La sensazione è che tutto ciò sia non più profezia catastrofista, bensì la dimensione del presente nel quale siamo già entrati, con il susseguirsi sempre più veloce di catastrofi climatiche, l’aumento oltre ogni limite dell’avvelenamento dell’acqua, dell’aria, della terra, della catena alimentare, con esodi biblici di intere popolazioni migranti. Una dimensione immediatamente comunicativa, pervasiva, diffusiva. Le iniziative di resistenza e lotta su queste tematiche biopolitiche si propagano immediatamente, partendo magari da un singolo punto, in maniera rizomatica, come se esse fossero del tutto immanenti a un nuovo corpo comune e collettivo. Un corpo spesso di giovani e giovanissimi, “virtualmente” ribelle e che ha già il senso di trasformazione radicale del modo di produzione, ma anche il desiderio di altre forme di vita, di un rapporto nuovo con la natura ed il “vivente”. Una potenziale “macchina da guerra” desiderante contro la” macchina da guerra” del biopotere ordoliberista, per usare il linguaggio, spesso ricco e suggestivo, di Deleuze.

Il capitalismo estrattivo non è solo, ovviamente, estrazione dalle viscere della terra di combustibili fossili, carbone, gas, petrolio per ottenere l’energia che fa funzionare la mega-macchina dello sfruttamento.

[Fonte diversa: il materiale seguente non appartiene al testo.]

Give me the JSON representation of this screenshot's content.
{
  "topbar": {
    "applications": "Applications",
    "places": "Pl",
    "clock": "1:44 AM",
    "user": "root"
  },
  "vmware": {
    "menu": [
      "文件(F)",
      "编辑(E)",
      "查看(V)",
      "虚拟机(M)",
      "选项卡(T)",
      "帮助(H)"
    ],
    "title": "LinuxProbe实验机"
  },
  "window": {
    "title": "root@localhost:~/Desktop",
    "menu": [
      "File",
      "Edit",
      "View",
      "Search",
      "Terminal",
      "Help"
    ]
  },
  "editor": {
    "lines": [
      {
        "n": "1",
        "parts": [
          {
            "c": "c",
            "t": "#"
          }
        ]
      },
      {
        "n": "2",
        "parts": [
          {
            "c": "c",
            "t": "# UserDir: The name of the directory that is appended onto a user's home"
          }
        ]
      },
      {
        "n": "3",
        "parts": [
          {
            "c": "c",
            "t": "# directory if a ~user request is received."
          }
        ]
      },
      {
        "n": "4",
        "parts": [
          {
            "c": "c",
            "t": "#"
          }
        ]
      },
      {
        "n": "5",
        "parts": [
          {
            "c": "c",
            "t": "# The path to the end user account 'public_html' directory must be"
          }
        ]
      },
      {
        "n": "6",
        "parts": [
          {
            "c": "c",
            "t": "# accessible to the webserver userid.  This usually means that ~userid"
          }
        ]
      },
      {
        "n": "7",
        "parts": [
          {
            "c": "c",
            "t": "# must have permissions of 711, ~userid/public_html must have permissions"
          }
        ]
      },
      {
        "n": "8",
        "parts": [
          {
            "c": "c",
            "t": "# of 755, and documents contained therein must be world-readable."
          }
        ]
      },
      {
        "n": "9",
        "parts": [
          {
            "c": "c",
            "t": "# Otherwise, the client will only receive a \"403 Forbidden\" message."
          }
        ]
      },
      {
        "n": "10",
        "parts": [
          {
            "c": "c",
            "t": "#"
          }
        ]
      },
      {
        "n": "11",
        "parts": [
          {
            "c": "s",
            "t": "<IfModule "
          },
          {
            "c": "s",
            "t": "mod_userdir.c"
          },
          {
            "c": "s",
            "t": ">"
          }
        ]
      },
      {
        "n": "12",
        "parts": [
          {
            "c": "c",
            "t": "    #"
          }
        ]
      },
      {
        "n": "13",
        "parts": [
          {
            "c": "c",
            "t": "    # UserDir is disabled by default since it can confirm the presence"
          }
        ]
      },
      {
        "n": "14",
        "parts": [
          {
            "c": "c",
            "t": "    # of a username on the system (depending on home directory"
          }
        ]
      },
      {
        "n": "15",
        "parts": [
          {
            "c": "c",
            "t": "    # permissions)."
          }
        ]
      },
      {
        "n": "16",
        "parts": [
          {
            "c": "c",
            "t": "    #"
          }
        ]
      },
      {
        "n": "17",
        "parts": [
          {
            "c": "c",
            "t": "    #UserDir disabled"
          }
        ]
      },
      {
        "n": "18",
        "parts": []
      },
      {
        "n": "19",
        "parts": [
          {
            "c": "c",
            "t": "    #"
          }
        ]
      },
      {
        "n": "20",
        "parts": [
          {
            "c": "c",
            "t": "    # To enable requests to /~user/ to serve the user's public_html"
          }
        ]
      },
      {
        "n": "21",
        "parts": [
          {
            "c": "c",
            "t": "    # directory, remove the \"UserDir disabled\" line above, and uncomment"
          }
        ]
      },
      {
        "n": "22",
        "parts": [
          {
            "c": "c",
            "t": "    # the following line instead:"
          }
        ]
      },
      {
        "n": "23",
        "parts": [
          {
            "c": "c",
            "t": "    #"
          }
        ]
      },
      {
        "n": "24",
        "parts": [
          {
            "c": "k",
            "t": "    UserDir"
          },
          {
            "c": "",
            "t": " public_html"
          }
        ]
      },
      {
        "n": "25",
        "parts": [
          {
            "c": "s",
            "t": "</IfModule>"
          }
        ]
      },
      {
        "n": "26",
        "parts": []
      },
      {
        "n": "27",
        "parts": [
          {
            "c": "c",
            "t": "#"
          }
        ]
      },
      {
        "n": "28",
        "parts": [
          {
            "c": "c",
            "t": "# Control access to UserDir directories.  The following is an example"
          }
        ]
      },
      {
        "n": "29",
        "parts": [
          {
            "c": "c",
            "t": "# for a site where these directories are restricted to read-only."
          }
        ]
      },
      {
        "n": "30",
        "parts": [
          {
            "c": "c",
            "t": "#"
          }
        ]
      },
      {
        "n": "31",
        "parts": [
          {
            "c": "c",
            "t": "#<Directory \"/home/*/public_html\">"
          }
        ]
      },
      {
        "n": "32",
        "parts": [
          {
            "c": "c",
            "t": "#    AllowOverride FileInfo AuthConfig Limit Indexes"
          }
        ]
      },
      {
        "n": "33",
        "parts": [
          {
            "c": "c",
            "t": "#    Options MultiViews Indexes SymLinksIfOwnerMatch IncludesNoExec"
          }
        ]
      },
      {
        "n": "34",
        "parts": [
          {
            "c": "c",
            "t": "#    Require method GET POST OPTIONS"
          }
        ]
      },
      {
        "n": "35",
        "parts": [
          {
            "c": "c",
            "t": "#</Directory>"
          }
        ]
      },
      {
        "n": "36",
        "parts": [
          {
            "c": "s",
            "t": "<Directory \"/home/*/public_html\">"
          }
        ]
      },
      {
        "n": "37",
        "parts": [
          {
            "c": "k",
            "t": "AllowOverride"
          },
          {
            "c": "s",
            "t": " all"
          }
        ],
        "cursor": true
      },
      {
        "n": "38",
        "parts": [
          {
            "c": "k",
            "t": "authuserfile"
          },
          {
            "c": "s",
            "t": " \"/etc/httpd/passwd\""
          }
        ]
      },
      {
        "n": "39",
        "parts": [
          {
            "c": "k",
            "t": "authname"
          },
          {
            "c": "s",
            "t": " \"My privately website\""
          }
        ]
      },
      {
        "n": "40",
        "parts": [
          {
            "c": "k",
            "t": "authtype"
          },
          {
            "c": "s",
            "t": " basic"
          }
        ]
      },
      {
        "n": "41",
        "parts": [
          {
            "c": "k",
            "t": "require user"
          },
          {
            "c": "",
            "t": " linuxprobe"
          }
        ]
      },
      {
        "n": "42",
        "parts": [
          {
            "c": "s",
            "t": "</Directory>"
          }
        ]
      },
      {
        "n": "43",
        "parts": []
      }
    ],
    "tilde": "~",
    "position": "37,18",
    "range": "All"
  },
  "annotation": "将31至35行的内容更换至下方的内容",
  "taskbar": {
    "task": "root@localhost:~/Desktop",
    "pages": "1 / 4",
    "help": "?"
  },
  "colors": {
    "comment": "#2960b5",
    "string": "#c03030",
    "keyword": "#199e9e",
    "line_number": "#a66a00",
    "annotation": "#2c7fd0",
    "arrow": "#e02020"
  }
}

Molto di più: è la sintesi estrema del suo processo di costruzione storica, che ne svela fino in fondo la genealogia e in cui l’esito finale ci riporta al suo inizio, all’accumulazione originaria, un atto che non si dà una sola volta, ma si ripete a ogni fase del suo sviluppo e che implica il dominio sulla vita e sulla natura. L’estrattivismo capitalista ne rappresenta l’anima, così come nell’efficace metafora marxiana del Vampiro, con il capitalismo che ha bisogno di succhiare la linfa vitale del lavoro vivo, ma anche del mondo della vita in tutta la sua complessità, umana, animale, vegetale. Il vampirismo predatorio e costitutivo del capitalismo si definisce attraverso  vari  meccanismi e dispositivi sedimentati nel tempo e in un lungo processo storico. In esso confluiscono molteplici fattori: dalla teologia cristiana all’ideologia calvinista, alle costruzioni giuridiche, alle concezioni scientifiche, culturali, filosofiche. Alle spalle della nascita del Vampiro vi sono complesse operazioni di montaggio della macchina di dominio. Essa è da sempre finalizzata, pur con passaggi storici diversificati e continuamente ridefiniti, a una determinata concezione dell’uomo e del suo rapporto con la natura, mediato dal processo produttivo e dal lavoro, sotto la forma dello sfruttamento ed estrazione di plusvalore, il vero sangue vitale dei capitalisti e dei loro profitti. L’obiettivo è quello di creare una “visione del mondo” assoluta e totalitaria, performativa, che crea un vero e proprio modello antropologico e produce soggettività asservita, funzionale alla riproduzione dei rapporti di comando.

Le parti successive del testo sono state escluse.